The white-painted man gestured for the pair to enter the wigwam. King looked enquiringly at FitzRoy, who nodded, and they crawled beneath the tent-flap, into a close, dark world, which reeked of stale smoke and rotting sealskin. The men followed, extinguishing their flaming brands, and more men after them, then women and children, until the tent was heaving with Indians, and curious faces filled the triangle left at the open flap. Brushwood was brought, and before long the wigwam was filled with leaping flames and eye-watering clouds of smoke. Again, FitzRoy mounted a match-lighting demonstration to the amazed crowd, before making a present of box and bottle to the red-painted man.
‘Prometheans,’ he said.
‘Prometheans,’ repeated the Fuegian, remarkably accurately. FitzRoy placed a finger to his own chest.
‘I am Captain FitzRoy.’
The red man pointed to his own chest and repeated gravely: ‘I am Captain FitzRoy.’ The watching crowd in turn indicated themselves and murmured that they, too, were Captain FitzRoy.
FitzRoy smiled, genuinely this time, and gestured to indicate King and himself. ‘Englishmen,’ he announced, and then, pointing to the red man, he added: ‘Indian.’
‘Englishmen,’ repeated most of the Fuegians, each indicating his or her fellow, before pointing out FitzRoy and announcing, ‘Indian.’
‘Did you fetch the notebook?’ FitzRoy asked King, whereupon a chorus of Fuegians also enquired whether King had fetched the notebook.
‘They’re first-rate mimics, sir. It’s why nobody has ever learned their language,’ King explained, handing the book across.
‘Why nobody has ever learned their language,’ added a small boy.

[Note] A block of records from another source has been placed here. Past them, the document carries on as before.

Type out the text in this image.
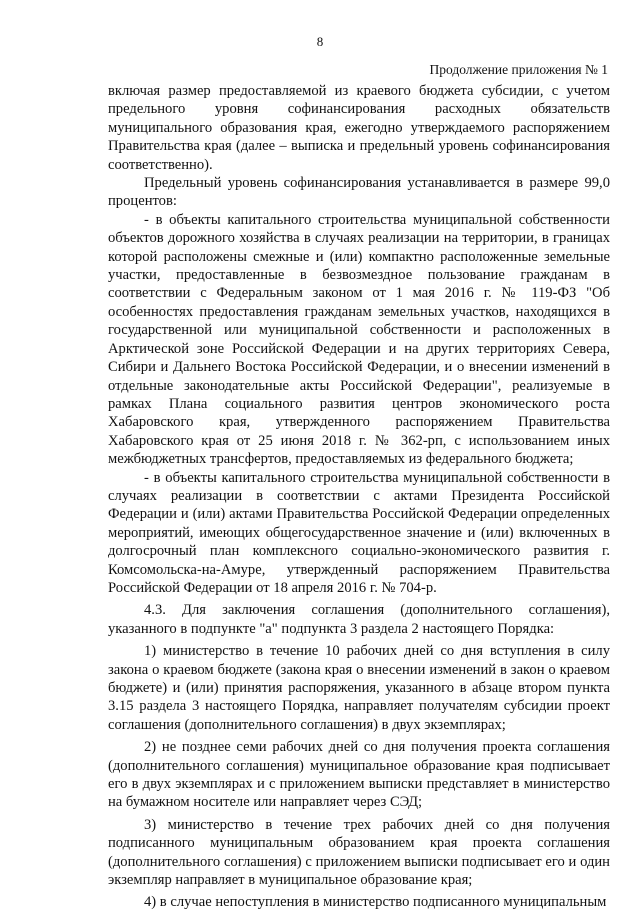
8
Продолжение приложения № 1

включая размер предоставляемой из краевого бюджета субсидии, с учетом предельного уровня софинансирования расходных обязательств муниципального образования края, ежегодно утверждаемого распоряжением Правительства края (далее – выписка и предельный уровень софинансирования соответственно).

Предельный уровень софинансирования устанавливается в размере 99,0 процентов:

- в объекты капитального строительства муниципальной собственности объектов дорожного хозяйства в случаях реализации на территории, в границах которой расположены смежные и (или) компактно расположенные земельные участки, предоставленные в безвозмездное пользование гражданам в соответствии с Федеральным законом от 1 мая 2016 г. № 119-ФЗ "Об особенностях предоставления гражданам земельных участков, находящихся в государственной или муниципальной собственности и расположенных в Арктической зоне Российской Федерации и на других территориях Севера, Сибири и Дальнего Востока Российской Федерации, и о внесении изменений в отдельные законодательные акты Российской Федерации", реализуемые в рамках Плана социального развития центров экономического роста Хабаровского края, утвержденного распоряжением Правительства Хабаровского края от 25 июня 2018 г. № 362-рп, с использованием иных межбюджетных трансфертов, предоставляемых из федерального бюджета;

- в объекты капитального строительства муниципальной собственности в случаях реализации в соответствии с актами Президента Российской Федерации и (или) актами Правительства Российской Федерации определенных мероприятий, имеющих общегосударственное значение и (или) включенных в долгосрочный план комплексного социально-экономического развития г. Комсомольска-на-Амуре, утвержденный распоряжением Правительства Российской Федерации от 18 апреля 2016 г. № 704-р.

4.3. Для заключения соглашения (дополнительного соглашения), указанного в подпункте "а" подпункта 3 раздела 2 настоящего Порядка:

1) министерство в течение 10 рабочих дней со дня вступления в силу закона о краевом бюджете (закона края о внесении изменений в закон о краевом бюджете) и (или) принятия распоряжения, указанного в абзаце втором пункта 3.15 раздела 3 настоящего Порядка, направляет получателям субсидии проект соглашения (дополнительного соглашения) в двух экземплярах;

2) не позднее семи рабочих дней со дня получения проекта соглашения (дополнительного соглашения) муниципальное образование края подписывает его в двух экземплярах и с приложением выписки представляет в министерство на бумажном носителе или направляет через СЭД;

3) министерство в течение трех рабочих дней со дня получения подписанного муниципальным образованием края проекта соглашения (дополнительного соглашения) с приложением выписки подписывает его и один экземпляр направляет в муниципальное образование края;

4) в случае непоступления в министерство подписанного муниципальным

‘They’re first-rate mimics, sir. It’s,’ said a fat lady helpfully.
‘Look,’ said King, shoving a finger up one nostril and crossing his eyes.
‘Look,’ repeated the Fuegians, and every Indian in the tent pulled the same face.
‘This is getting us nowhere,’ sighed FitzRoy.
‘This is getting us nowhere,’ sighed the blue man.
So FitzRoy took the pen, and started to sketch a nearby woman instead. Eagerly, the Indians gathered round to look. A reverential silence settled upon the tent. Emboldened, FitzRoy produced his handkerchief and wiped the white streaks from the woman’s face. She did not object, but adopted the air of a dignified hospital patient. When the sketch was finished, to general approbation, FitzRoy was rewarded by his model, who ornamented his face with white streaks in turn. There were murmurs of approval all round.